Near-indestructible moss can survive gamma rays and liquid nitrogen

A frilly little desert moss can survive freezing conditions, dehydration and enough radiation to kill a human 1,000 times over, scientists have discovered. 

This moss, named Syntrichia caninervis, lives in harsh environments across the planet, from the Mojave Desert to Antarctica. Now, a new study finds that it could survive in even nastier conditions. When subjected to a week in an environment like the surface of Mars, the researchers found that the hardy moss could bounce back. 

Its survival abilities may even outdo those of tardigrades, microscopic "water bears" that can live in the vacuum of space. The moss is better at handling heat — and can survive even higher doses of radiation — than tardigrades, the researchers said after subjecting the little moss to multiple ought-to-be-fatal indignities. 

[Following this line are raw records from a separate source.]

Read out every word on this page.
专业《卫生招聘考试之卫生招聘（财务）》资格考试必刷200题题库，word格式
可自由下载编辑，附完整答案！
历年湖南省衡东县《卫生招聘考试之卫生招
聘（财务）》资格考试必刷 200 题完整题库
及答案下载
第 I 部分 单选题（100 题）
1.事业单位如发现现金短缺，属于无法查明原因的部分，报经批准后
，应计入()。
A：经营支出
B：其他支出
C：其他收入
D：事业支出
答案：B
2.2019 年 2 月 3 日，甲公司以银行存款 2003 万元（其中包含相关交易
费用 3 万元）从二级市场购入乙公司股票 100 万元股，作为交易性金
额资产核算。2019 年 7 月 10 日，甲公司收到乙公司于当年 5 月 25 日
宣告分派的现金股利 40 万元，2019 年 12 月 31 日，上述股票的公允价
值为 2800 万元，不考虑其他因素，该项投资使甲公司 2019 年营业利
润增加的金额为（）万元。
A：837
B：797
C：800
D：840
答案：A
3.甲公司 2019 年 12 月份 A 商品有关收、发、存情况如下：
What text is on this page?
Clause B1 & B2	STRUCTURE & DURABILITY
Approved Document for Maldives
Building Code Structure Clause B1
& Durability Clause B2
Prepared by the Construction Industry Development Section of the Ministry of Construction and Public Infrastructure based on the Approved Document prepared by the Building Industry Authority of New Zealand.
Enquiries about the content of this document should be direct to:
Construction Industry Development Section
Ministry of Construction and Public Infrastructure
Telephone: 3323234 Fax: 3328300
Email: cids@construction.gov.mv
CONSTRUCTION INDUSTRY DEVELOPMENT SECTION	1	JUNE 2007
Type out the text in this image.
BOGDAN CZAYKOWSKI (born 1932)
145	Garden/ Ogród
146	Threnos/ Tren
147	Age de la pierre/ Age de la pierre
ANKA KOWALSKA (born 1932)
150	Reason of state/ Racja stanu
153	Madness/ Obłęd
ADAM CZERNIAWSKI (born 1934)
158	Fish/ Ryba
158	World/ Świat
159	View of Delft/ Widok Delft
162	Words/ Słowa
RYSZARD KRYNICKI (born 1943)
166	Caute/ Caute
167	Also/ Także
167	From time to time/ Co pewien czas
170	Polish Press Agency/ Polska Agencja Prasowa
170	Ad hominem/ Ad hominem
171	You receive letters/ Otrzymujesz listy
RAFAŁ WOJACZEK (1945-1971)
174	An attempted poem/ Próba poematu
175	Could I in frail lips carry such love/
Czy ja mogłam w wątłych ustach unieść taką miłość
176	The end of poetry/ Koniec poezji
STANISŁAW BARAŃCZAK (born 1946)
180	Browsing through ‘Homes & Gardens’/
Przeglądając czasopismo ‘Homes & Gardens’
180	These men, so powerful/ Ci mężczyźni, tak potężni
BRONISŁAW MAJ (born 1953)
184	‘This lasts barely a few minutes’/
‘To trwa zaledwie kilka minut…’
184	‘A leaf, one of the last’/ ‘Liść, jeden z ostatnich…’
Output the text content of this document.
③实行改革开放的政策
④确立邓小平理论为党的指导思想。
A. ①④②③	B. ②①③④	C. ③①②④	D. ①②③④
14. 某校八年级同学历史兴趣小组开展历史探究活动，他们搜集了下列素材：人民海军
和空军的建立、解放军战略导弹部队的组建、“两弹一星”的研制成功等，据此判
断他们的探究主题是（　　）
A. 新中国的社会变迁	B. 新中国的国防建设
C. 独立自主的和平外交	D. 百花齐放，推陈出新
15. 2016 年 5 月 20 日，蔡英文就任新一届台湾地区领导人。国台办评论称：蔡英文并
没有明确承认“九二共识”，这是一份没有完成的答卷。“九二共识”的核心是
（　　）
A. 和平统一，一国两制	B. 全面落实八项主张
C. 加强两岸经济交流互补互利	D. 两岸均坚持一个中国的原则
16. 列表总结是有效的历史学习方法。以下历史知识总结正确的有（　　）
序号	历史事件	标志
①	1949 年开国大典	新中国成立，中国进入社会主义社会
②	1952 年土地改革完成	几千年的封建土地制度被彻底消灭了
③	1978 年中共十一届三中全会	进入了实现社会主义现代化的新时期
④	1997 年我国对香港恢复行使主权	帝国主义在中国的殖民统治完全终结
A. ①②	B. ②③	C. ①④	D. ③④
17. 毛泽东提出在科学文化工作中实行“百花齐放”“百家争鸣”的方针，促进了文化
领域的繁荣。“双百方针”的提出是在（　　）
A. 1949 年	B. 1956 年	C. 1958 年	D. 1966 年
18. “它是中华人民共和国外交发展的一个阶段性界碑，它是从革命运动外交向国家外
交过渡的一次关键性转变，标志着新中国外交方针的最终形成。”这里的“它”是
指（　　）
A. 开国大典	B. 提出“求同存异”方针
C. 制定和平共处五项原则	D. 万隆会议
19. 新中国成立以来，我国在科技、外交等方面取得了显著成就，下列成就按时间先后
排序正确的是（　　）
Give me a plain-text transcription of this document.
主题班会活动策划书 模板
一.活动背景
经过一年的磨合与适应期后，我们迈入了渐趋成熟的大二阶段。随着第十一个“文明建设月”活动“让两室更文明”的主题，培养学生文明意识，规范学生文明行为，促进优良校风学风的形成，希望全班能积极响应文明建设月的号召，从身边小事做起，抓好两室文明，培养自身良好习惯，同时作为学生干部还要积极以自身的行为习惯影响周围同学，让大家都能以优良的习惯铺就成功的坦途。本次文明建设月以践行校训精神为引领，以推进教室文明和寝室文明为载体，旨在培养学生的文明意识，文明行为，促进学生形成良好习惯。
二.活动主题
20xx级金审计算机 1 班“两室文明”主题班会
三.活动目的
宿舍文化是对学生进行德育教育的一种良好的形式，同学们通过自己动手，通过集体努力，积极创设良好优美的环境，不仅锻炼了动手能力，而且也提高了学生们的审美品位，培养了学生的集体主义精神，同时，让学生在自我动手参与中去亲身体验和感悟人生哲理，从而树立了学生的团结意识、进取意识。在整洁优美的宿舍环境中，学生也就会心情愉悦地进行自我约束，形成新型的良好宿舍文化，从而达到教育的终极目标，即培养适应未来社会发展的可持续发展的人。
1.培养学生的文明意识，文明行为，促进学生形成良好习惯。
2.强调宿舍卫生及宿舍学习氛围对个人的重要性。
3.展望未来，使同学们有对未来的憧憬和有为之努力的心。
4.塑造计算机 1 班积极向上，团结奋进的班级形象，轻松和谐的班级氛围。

"Our study shows that the environmental resilience of S. caninervis is superior to some of [the] highly stress-tolerant microorganisms and tardigrades," study researchers Daoyuan Zhang, Yuanming Zhang and Tingyun Kuang, of the Chinese Academy of Sciences (CAS), wrote in a statement. The researchers published their findings July 1 in the journal The Innovation. 

The team collected the moss from the Gurbantünggüt Desert in northern China. They first subjected samples of the moss to near-complete air-drying. Though the dried moss shriveled and turned black, it returned to full springy greenness within 20 seconds of rehydration. After 99% dehydration followed by rehydration, the moss returned to full photosynthetic capacity within two minutes, the scientists found. 

The moss also showed remarkable resilience against cold: After 30 days of immersion in liquid nitrogen at minus 320 degrees Fahrenheit (minus 196 degrees Celsius), the moss could recover and grow new branches. It could also survive for at least five years at minus 112 F (minus 80 C). While the moss rebounded fastest if it was dehydrated before freezing, it could also survive these conditions if frozen without being dried first. 

Finally, the researchers zapped the moss with massive amounts of gamma radiation. They found that the moss could survive up to 4,000 gray of ionizing radiation without much trouble. For comparison, 4 gray is considered a fatal dose of ionizing radiation for humans. (A dose of ionizing radiation is considered fatal when it kills half of those exposed to it.) For S. caninervis, the fatal dose is 5,000 gray. Even the hardy tardigrade tops out at 4,200 gray, the authors wrote. 

The moss can also handle hits from multiple stressors at once. The researchers put samples in the CAS Planetary Atmospheres Simulation Facility, which mimics the atmosphere of Mars in surface pressure, temperature, gas makeup and radiation. After seven days in this environment — mostly carbon dioxide, with temperature swings ranging from minus 76 F (minus 60 C) to 68 F (20 C) and hazardous levels of radiation — the moss still bounced back, recovering and growing new branches after 15 days back in Earth-like conditions. 

The findings suggest that the moss could be used in attempts to terraform Mars by introducing plants that can survive its harsh environment and create a more Earth-like surface and atmosphere, the researchers wrote.